傘を持たずに、ずぶ濡れになっているキリに気を回すことが出来ないほどには、自分は冷静さを失っているらしい。
かくいう自分も、せっかくヨシノが持たせてくれた傘をさすことも忘れ、ただ手に持っているだけとなり、身体には容赦なく雨が伝っている。
シカ「ん」
キリ「!」
一歩、二歩と近付いて、傘をキリの頭上へと傾けると。
目を丸くして、こちらを見るキリ。
シカマルは鼓動が早鐘のようになるのを感じながら、口を開いた。
シカ「あー……だから、一緒に入りゃいいんじゃねぇの」
キリ(……どうすればいいの)
シカマルの落ち着きのある優しい声が、キリの耳に届く。
言葉だけをみると、どちらかと言えばそっけないようなその物言いに、優しさしか感じられないのは自惚れなのだろうか。

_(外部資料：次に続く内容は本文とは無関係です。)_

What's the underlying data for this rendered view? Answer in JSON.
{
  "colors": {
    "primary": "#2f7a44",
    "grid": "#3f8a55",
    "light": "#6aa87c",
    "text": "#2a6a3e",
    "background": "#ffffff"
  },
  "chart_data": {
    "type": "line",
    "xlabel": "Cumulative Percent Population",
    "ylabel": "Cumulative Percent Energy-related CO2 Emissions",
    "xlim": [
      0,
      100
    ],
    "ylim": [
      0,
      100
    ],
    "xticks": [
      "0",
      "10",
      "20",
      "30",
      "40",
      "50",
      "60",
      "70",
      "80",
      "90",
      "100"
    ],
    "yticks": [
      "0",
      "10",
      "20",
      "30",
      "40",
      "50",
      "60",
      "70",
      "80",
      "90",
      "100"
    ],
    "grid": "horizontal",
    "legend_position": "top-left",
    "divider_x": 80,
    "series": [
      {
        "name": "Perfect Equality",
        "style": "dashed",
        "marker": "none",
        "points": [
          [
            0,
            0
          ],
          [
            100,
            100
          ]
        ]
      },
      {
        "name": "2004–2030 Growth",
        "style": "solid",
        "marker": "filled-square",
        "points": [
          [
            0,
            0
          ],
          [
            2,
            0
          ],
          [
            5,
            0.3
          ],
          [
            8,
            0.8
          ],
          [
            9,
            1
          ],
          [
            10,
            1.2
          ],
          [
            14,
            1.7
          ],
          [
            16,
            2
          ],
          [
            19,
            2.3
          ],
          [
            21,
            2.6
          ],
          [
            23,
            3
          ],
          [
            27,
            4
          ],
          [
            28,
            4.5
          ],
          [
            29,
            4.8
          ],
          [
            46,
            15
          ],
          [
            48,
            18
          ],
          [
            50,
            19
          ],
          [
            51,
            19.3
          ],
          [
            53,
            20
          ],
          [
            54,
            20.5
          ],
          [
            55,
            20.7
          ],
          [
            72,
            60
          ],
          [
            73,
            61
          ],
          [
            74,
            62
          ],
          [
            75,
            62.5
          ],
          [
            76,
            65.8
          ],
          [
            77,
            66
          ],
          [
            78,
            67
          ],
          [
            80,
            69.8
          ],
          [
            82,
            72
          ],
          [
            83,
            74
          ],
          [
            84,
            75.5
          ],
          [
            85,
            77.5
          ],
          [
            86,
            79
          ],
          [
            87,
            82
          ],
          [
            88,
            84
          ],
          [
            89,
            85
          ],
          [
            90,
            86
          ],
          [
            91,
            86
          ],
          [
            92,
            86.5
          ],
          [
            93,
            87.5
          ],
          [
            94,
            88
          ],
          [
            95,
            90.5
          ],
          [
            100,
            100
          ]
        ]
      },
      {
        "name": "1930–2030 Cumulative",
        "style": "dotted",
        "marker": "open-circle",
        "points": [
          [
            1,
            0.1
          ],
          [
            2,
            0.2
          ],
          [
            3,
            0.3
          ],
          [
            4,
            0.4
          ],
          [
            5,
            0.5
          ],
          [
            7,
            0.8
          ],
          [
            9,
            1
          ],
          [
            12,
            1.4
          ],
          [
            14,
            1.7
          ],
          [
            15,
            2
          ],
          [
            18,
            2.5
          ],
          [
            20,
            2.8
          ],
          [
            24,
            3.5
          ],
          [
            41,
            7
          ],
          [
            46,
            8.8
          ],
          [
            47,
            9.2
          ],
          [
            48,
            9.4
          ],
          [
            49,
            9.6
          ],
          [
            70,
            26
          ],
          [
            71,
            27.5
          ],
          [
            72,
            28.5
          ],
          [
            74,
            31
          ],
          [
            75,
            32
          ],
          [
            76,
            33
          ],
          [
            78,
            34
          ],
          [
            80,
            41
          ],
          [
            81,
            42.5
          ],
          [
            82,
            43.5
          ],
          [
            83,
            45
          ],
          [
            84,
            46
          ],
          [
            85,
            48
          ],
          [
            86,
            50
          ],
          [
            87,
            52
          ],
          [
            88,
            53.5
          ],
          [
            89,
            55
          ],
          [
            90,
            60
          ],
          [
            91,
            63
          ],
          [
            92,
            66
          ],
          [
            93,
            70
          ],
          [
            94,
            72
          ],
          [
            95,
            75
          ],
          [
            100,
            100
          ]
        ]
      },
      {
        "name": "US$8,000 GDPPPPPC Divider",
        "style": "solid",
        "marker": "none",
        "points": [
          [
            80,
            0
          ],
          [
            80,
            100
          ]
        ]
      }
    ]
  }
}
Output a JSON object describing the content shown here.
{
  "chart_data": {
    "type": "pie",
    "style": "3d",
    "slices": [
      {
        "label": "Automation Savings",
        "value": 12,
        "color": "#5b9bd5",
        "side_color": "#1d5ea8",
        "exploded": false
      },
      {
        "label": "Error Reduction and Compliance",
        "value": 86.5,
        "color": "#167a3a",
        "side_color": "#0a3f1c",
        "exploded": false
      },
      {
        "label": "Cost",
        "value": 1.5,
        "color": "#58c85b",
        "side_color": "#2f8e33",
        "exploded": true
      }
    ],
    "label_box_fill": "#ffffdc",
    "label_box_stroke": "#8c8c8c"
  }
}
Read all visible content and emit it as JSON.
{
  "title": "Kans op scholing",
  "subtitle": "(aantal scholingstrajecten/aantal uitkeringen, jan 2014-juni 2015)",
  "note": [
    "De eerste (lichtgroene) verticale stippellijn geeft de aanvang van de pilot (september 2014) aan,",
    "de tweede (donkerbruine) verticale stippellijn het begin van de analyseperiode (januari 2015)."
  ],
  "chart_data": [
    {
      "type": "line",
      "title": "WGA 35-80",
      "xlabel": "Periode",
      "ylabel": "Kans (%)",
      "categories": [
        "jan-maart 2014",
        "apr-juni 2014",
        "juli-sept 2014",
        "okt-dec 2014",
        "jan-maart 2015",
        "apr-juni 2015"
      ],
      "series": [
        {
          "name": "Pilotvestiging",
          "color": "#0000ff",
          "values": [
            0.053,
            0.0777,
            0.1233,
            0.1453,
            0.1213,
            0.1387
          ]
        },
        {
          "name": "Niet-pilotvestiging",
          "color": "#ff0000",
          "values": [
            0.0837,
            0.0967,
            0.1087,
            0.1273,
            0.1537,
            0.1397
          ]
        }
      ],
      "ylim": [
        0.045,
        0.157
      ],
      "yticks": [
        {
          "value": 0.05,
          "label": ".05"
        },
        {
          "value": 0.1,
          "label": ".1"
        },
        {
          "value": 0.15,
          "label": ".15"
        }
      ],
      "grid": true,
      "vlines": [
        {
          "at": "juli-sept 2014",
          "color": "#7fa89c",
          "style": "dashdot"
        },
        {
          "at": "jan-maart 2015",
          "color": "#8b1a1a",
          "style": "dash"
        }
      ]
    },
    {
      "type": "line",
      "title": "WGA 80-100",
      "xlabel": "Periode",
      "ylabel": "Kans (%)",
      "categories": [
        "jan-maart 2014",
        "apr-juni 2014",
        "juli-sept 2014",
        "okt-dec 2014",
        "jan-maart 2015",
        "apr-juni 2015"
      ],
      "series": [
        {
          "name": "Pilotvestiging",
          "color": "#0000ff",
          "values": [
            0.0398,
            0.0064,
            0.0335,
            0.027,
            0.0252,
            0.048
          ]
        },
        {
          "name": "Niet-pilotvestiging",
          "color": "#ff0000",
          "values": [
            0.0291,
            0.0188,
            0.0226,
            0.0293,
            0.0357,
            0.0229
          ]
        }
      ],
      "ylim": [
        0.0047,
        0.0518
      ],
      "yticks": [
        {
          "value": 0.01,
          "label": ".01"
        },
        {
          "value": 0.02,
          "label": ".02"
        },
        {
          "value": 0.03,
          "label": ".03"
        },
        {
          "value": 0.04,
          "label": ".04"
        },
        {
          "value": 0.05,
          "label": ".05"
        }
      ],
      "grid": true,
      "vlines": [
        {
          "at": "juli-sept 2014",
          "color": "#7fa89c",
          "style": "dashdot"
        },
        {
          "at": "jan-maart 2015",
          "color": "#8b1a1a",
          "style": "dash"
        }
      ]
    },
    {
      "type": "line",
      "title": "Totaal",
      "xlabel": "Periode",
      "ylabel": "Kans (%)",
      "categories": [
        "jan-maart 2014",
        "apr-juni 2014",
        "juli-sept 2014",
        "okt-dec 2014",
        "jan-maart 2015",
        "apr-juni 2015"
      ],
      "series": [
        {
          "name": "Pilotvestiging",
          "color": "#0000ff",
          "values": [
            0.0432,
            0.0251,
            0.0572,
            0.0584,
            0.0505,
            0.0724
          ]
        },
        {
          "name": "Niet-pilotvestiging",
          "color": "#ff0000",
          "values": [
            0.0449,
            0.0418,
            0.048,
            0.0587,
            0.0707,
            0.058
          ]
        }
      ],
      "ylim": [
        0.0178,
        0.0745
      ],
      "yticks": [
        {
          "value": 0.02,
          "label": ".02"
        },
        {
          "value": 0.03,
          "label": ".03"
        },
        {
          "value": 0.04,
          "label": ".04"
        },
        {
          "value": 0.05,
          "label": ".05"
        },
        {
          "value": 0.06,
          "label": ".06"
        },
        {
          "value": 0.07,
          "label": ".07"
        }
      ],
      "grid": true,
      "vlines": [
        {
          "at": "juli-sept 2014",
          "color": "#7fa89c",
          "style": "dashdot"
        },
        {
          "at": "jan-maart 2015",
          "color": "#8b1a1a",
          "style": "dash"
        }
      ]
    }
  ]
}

そっと傘をさしてくれたシカマルと、距離が狭まり、ふわりと彼の匂いがした。
キリ(っ……)
先ほどから、本人を目の前にして胸が疼いてたまらない。
シカマルを愛おしく思う気持ちが、好きだと思う気持ちが溢れて、苦しい。
キリの頭上にある傘。
対してその持ち主は、傘の恩恵を得られずに、顔や体を濡らしていく。
キリ「……」
そうこうしている間にも、強まる雨はもうどしゃ降りの状態になっていた。